Q 私たちが色覚についてよく知らないことが問題なのでしょうか。
A 「色覚についてもっと理解してくれ」と訴えているわけではありません。むしろ、「色覚そのもの」については、あまり触れていません。専門外だからです。
また、ここで「差別」というのは、「非当事者が当事者に対してしていること」ではありません。ですから、非当事者に向かって「こういう言葉づかいはやめてくれ」と訴えているようなわけでもないのです。
そうではなくて、人を部類分けする「社会」がそこにある、のです。
いわゆる非当事者も実はその社会によって部類分けされています。なのに、自分は当事者ではない、だから問題を感知することもそれについて考えることもできない、と感じるところに、当事者・非当事者双方における「語りづらさ」の大きな要因があるように思います。
私自身、当事者なのに、自分の色覚とかかわる社会問題について、かなり長い間、無頓着でいました。当事者も、何らかの特性を持つというだけで自動的に意見や態度を持つようになるわけではないのです。
私が拙著でめざしたことの一つは、その自分をよく見つめることです。
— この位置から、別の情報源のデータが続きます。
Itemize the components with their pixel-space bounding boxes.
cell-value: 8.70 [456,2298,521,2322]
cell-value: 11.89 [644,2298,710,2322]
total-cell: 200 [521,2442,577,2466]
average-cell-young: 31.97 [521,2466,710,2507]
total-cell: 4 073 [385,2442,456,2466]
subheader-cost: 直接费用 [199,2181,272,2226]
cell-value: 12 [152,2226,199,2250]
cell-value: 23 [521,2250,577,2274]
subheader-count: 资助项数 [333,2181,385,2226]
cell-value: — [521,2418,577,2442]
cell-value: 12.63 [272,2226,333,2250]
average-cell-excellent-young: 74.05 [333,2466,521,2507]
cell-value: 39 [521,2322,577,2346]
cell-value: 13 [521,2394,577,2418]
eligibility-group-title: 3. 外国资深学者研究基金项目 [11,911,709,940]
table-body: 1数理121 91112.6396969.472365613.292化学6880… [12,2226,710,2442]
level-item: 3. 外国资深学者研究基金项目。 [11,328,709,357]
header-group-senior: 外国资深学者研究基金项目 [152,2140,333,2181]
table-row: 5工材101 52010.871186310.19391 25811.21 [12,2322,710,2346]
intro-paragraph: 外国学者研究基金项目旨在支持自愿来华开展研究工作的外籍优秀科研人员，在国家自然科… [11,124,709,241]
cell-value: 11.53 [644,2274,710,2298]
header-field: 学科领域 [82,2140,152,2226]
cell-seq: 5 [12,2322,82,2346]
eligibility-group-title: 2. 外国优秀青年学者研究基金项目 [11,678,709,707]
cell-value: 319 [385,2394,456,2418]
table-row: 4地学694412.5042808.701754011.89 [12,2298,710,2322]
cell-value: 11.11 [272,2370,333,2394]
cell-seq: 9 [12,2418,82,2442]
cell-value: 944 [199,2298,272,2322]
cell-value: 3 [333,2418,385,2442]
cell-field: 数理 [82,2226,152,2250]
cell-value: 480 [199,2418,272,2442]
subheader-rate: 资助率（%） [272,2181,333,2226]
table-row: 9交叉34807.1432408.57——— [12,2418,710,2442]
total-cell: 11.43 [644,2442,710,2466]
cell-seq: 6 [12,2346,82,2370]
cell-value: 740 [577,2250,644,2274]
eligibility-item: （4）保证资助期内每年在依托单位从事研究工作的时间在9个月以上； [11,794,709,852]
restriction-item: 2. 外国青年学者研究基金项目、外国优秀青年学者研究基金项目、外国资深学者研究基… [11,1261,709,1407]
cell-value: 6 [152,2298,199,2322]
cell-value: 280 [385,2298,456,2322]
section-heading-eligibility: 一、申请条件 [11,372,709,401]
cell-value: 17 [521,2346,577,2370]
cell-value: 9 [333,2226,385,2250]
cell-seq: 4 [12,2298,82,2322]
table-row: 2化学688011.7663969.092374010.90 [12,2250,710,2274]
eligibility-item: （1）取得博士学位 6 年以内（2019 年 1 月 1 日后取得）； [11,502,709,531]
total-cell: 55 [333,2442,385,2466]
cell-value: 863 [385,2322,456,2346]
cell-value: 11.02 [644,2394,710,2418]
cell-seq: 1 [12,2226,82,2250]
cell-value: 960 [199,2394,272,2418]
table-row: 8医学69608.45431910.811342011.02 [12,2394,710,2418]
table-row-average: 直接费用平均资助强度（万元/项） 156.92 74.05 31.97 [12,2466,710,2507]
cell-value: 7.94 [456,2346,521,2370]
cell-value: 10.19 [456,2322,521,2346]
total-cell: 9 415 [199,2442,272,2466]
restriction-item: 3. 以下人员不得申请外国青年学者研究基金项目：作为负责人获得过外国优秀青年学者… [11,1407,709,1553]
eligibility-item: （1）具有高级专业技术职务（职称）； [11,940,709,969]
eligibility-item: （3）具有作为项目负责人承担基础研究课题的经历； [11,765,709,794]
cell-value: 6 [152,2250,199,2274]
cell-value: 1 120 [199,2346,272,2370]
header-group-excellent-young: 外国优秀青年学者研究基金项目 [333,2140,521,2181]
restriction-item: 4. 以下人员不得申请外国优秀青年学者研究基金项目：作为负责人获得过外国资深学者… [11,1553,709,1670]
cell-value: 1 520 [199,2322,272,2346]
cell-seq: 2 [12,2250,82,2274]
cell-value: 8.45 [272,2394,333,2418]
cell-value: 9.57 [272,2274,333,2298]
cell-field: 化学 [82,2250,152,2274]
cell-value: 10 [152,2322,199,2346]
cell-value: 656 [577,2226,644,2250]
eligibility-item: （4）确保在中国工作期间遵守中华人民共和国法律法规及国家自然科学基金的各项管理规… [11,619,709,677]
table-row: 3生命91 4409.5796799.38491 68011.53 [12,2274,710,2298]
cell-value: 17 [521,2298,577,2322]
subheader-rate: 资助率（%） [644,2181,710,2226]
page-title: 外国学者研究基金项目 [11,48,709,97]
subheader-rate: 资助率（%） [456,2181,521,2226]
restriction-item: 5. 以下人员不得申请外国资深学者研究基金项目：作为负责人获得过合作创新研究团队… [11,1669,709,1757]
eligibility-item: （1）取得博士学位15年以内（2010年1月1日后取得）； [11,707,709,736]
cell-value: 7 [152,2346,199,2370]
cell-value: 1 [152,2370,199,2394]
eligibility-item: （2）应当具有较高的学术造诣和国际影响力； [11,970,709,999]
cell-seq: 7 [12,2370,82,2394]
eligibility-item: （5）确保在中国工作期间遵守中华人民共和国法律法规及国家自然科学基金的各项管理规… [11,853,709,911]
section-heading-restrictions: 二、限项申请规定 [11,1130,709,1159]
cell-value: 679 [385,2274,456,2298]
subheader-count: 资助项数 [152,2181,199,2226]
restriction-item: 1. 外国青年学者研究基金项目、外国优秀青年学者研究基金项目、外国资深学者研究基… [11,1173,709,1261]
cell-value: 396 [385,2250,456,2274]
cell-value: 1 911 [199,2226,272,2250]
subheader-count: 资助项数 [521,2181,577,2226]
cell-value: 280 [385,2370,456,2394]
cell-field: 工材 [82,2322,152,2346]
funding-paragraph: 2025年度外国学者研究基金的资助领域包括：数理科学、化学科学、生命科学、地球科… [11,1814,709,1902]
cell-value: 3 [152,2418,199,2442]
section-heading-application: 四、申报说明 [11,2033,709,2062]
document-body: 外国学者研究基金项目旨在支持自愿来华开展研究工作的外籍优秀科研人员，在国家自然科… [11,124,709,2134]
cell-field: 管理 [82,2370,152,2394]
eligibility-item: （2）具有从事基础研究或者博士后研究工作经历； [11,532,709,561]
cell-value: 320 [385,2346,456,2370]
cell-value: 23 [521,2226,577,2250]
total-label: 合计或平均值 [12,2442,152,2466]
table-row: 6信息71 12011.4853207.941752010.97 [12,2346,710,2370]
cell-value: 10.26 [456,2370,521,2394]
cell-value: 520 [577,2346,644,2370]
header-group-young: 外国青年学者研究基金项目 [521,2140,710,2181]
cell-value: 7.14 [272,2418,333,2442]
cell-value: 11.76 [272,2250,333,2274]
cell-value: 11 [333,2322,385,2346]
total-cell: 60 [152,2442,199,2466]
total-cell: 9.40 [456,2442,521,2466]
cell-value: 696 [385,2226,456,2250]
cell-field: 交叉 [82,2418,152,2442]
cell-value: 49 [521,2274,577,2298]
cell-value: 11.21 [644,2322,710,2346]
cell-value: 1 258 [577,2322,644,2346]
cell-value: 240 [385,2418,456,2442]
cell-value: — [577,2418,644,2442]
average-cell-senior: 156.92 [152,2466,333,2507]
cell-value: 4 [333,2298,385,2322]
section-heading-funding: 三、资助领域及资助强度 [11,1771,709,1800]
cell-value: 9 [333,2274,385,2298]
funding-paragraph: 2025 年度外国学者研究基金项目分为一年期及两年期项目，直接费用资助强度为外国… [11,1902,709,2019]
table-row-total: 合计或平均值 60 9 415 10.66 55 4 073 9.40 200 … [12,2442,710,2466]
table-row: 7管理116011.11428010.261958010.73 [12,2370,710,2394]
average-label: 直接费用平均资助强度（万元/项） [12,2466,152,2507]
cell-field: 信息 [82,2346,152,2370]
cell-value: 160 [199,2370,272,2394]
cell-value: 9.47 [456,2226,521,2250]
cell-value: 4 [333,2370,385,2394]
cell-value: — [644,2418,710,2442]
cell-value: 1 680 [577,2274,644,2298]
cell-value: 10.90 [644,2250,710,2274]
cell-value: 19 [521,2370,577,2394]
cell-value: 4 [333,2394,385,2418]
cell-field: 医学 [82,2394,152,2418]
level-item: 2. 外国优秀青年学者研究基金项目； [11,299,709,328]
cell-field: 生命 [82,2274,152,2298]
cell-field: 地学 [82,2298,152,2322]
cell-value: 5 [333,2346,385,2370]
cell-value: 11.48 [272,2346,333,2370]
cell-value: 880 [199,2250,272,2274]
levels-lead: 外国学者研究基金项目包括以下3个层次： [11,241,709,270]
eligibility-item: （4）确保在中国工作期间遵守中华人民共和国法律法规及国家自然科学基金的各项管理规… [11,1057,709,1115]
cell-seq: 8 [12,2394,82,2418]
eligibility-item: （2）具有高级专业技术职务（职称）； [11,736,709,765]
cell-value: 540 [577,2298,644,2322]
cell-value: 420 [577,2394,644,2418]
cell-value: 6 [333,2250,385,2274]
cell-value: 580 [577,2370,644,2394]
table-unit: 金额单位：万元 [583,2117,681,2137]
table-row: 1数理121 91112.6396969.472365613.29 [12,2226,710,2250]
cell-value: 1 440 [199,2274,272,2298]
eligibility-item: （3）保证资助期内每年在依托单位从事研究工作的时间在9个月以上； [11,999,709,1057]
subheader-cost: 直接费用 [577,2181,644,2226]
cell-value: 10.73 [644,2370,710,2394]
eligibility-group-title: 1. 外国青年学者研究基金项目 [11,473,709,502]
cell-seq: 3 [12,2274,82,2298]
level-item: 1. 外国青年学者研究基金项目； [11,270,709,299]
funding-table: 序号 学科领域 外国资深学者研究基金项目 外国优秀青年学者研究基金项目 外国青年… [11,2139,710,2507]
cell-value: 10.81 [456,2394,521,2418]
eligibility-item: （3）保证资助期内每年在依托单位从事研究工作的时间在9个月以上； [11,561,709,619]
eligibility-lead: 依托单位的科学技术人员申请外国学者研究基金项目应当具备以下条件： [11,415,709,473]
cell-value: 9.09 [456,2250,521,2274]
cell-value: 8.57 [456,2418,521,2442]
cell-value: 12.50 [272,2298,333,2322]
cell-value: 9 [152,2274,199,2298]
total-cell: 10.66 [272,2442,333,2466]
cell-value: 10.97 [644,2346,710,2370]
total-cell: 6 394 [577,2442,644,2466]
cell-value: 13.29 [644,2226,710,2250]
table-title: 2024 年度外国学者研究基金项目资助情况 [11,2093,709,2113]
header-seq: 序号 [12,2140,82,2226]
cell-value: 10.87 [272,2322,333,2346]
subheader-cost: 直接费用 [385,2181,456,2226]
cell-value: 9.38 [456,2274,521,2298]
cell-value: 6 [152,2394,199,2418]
あるいは、経験者が書いた手記やエッセイを深読みしてみることです。
読み手に求めるとしたら、その「読み書きのワーク」を刺激として、自分自身とのあいだに新たな対話を起こしてほしい、ということになるでしょうか。それが、他者の声に耳を傾けることにつながるのだと思うのです。
つまり、自分は何の当事者なのか、ということですね。色覚の問題に限らなくてかまいません。誰も完璧ではありえないのが人間ですから、みなが何らかの当事者であるはず。その問いがない世の中にむけて「色覚についての正しい知識」を提供しても、大したちがいは生じないだろうと私は考えているのです。
そのうえで言えば、「知らない」こと以上に「すでに知っている」ことのほうが問題だと、私は考えています。「色覚異常」という言葉が、日常の私たちの経験において、初めて聞く外国語のように意味不明なものではなく(「1型2色覚」と比較してみてください)、すでに特定の意味を持っていないでしょうか。特に「色盲」と言えば。その「通りの良さ」に誤解の落とし穴がひそんでいるのです。
この場合、「すでに知っていること」とは「正しい知識」のことではありません。むしろ誤った知識です。でも私たちはその知識に基づいて考え、行動します。たとえば、大正時代にはすでに「政治的色盲」という手作りの比喩があったのですが、もしかりにいま用いられたとして、なんらかの「理解」が瞬時に成り立ちはしないでしょうか。そこが重要だと思うのです。
言い換えると、こういうことになります。「知らない」ことが問題なのではありません。「何をいかにして知っているか」です(繰り返しますが、この場合の「知っている」は「科学的に見て正しい知識」という意味ではなく、「ともあれ実際の言動のために用いられている資源としての知識」という意味です)。
私たちが、「色弱」という明らかに学術に由来する言葉を日常的に「理解」することができれば「用いる」こともでき、検査が必要であるに違いないと「推論」することさえできてしまうのは、いったい「いかにしてか」と。